Riders traveled from every single state in the country, as well as in groups of international visitors from Mexico, Canada, Indonesia, Europe, Asia, South America, and more.
Thousands of Harley-Davidson bikes, new and vintage, driven by a variety of riders, filled the parade and the entire city over Labor Day weekend.
As the birthplace of the American motorcycle, Milwaukee annually hosts a custom bike show at the Harley-Davidson Museum. But as 2018 marks the 115th anniversary of Harley-Davidson, a full weekend of festivities and camaraderie this year drew bikers and spectators from near and far.

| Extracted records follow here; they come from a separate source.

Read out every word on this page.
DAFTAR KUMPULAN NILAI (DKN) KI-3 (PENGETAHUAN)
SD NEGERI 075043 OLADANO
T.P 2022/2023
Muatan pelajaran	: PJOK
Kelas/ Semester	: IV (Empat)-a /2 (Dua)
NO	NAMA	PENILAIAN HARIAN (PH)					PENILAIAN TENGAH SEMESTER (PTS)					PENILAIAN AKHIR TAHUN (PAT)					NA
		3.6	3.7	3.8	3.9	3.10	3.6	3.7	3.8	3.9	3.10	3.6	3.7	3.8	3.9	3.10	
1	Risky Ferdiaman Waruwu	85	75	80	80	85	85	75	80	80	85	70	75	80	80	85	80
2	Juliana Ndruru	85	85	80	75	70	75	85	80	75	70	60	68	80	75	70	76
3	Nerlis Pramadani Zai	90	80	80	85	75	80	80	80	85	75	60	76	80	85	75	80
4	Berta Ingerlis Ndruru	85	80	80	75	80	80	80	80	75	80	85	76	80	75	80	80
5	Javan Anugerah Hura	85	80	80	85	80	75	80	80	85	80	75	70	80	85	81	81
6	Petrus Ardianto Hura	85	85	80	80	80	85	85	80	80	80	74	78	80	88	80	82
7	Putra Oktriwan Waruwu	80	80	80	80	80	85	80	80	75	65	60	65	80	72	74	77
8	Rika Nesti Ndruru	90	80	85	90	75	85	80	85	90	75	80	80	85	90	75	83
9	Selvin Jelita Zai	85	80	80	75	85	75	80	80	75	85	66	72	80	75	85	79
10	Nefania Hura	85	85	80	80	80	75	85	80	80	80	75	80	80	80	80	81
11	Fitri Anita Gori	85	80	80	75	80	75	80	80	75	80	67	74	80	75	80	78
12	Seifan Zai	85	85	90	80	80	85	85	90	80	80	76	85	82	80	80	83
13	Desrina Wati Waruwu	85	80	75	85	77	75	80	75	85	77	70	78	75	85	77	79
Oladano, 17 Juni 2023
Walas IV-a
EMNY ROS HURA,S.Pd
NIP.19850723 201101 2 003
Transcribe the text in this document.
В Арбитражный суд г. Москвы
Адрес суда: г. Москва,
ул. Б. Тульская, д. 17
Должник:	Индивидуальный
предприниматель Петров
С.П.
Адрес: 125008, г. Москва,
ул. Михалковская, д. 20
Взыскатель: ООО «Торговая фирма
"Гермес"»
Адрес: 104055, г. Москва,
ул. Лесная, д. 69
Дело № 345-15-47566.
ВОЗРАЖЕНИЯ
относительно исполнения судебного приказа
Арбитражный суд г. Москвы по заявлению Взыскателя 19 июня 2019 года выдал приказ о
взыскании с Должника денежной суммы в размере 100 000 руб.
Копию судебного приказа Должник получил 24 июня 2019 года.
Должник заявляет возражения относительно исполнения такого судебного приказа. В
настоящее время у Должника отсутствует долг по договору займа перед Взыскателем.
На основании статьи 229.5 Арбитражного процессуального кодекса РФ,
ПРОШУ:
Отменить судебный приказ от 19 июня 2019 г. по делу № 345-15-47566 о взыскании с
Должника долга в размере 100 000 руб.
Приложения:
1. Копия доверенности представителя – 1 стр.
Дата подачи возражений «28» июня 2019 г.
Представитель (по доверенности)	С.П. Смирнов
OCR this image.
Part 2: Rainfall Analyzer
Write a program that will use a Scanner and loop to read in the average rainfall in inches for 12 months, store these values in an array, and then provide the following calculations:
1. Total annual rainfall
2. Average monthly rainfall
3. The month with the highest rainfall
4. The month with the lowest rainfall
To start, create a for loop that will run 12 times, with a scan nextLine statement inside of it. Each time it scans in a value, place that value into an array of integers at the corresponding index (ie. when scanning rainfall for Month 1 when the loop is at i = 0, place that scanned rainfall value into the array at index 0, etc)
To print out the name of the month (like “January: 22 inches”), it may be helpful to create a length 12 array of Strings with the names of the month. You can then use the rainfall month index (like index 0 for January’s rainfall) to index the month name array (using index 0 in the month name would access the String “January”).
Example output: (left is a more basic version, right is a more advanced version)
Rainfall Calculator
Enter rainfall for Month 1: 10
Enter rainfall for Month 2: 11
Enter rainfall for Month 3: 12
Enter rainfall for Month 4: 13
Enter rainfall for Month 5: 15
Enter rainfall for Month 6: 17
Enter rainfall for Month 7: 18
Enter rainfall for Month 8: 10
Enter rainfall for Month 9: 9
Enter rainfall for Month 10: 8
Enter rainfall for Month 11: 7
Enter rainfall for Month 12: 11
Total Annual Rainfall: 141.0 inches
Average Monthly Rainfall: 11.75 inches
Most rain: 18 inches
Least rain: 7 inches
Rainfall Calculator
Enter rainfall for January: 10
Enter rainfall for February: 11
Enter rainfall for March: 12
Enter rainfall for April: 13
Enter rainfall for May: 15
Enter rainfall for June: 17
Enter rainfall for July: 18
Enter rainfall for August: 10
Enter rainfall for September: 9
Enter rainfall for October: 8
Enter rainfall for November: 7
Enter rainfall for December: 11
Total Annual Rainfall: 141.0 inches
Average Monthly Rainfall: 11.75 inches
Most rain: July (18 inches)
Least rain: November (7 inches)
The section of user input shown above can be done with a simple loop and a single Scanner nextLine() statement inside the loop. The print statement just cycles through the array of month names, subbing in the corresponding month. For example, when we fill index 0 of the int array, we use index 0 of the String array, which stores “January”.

Rob and Susan Kelly from Illinois highly anticipated this event and said it rose to meet every one of their expectations.
“We have been looking forward to this event for a while now,” Susan said. “When tons of people gather for one purpose and have a good time, it makes for an unforgettable memory.”
Milwaukee native Steve Beyer felt the same, having marked up his calendar with many events from the Harley-Davidson-filled weekend. Beyer said he has been fascinated with motorcycles since he was a young kid, and to see his passion shared by so many people celebrating in his hometown was an extremely special experience.
“Motorcycles and all types of vehicles have always sparked an interest with me,” Beyer said. “I’ve been growing up very passionate about them, so it’s very special to me to see all these people gathered here for the same reason I am.”
The festival included biking activities, racing, stunt shows, factory tours, a riding skills competition, street parties, live music, the parade and more. Besides a full itinerary of activities, motorcycle owner Claire Pages noted that restaurants and businesses all over Milwaukee offered deals and discounts to accommodate the large numbers of visitors this weekend.
“Milwaukee has been booming this weekend because of the festival. It’s the fact that there are so many things to do when it comes to this event and [that] it’s all tailored to extreme Harley lovers that brings people from all around to these parts,” Pages said.
The festival appealed to more than just motorcycle riders. Students on campus could not help but take notice of the large numbers of bikers riding through the streets.
For Justin Palmer, a junior in the College of Communication, the Harley-Davidson festival was a sight to see. Palmer said he never saw a biker festival of this magnitude before, so to see so many bikers clogging up Wisconsin Avenue was a shock.
Despite not being a big Harley-Davidson fan himself, Palmer said this weekend’s camaraderie around Milwaukee made him really proud to go to school at Marquette.
“At first I actually had no idea what was going on when I was walking on campus and I saw so many motorcycles riding around,” Palmer said. “I asked my friends and they explained about the festival, which was actually really cool to me. A bunch of people coming together for something they love is very cool.”
With initial concerns about a forecast full of rain and storms, the weather cooperated, allowing for a more comfortable weekend of events.